Salvador DALI

Salvador DALI



SALVADOR DALÍ ET LE CAUDILLO

La relation du plus célèbre des peintres catalans avec le Caudillo Franco est-elle un aspect secondaire de sa vie ou une simple provocation ? Non.  En octobre 2003, quelques mois avant le début des célébrations du centenaire de la naissance de Salvador Dalí (1904-1989) en Espagne, le politologue Vicenç Navarro publie dans El País une tribune qui dénonce l’image d’artiste apolitique attribuée au peintre espagnol. Au contraire, écrit-il, Dalí n’a pas seulement encensé le coup d’État militaire de 1936 qui est à l’origine du déclenchement de la Guerre civile espagnole (1936-1939) ; il a également défendu la sévère répression franquiste, qu’il juge d’ailleurs nécessaire « pour nettoyer le pays des forces destructrices de ce que l’Espagne a de meilleur ».

Une semaine plus tard, le dramaturge Albert Boadella lui répond dans le même journal qu’il considère que cet aspect de la vie du peintre lui parait « secondaire ou purement anecdotique », et que ses éloges du franquisme sont à mettre sur le compte de « sa spontanéité compulsive », pour conclure que « son supposé franquisme n’est qu’un fait insignifiant de son existence ». Comment Salvador Dalí a-t-il pu soutenir l’une des dictatures les plus meurtrières du XXe siècle ? Et pourquoi ses liens avec le franquisme sont-ils toujours renvoyés au domaine de l’anecdote ?

En 1936, écrit Bruno Tur (cf.

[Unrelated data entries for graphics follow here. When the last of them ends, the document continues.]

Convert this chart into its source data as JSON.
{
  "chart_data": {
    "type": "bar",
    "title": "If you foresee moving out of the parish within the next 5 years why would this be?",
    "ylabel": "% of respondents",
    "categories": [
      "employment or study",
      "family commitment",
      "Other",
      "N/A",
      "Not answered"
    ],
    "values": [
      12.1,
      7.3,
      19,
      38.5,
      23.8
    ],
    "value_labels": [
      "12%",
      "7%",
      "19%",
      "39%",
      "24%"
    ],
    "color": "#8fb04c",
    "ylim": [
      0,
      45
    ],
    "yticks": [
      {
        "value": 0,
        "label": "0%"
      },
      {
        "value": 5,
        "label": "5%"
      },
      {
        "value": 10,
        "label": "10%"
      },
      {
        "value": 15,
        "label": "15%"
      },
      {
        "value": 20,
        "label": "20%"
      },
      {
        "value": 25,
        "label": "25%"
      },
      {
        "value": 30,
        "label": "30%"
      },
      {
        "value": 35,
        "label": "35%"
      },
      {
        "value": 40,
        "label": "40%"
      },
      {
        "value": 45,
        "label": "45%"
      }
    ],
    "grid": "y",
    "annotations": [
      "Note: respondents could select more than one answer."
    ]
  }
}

Salvador Dalí, fou du dictateur Franco in slate.fr, 19 décembre 2012) « lorsque la Guerre civile éclate en Espagne, le peintre de Figueres a 32 ans et est déjà bien connu. Dix ans plus tôt, il a réalisé ses premières expositions personnelles à Barcelone, après avoir fait ses études d’art à Madrid au début des années 1920. Il vit alors à la Residencia de Estudiantes, où il s’est lié d’amitié avec Federico García Lorca et Luis Buñuel. En 1929, à Paris, il réalise avec ce dernier Un chien andalou, rencontre celle qui sera la compagne de sa vie, Gala, et intègre le groupe surréaliste. Avant la Guerre civile, Dalí a déjà montré qu’il est, politiquement parlant, un artiste paradoxal. Ses premiers engagements connus le situent à gauche. Ce fils d’un libre penseur catalan est même expulsé de son école d’art, en 1923, pour avoir organisé une manifestation. À cette période, ses affinités idéologiques avec García Lorca et Buñuel, artistes engagés, ne font aucun doute. Enfin, sa participation au groupe des surréalistes fait de lui, potentiellement, un défenseur de la révolution. Sur le papier, les choses sont simples. En réalité, ses convictions sont plus complexes et son engagement moins marqué, par exemple, que celui de Picasso... Entre les surréalistes et lui, c’est particulièrement l’un de ses tableaux qui va provoquer la colère d’André Breton. En 1933, Dalí représente Guillaume Tell sous les traits de Lénine.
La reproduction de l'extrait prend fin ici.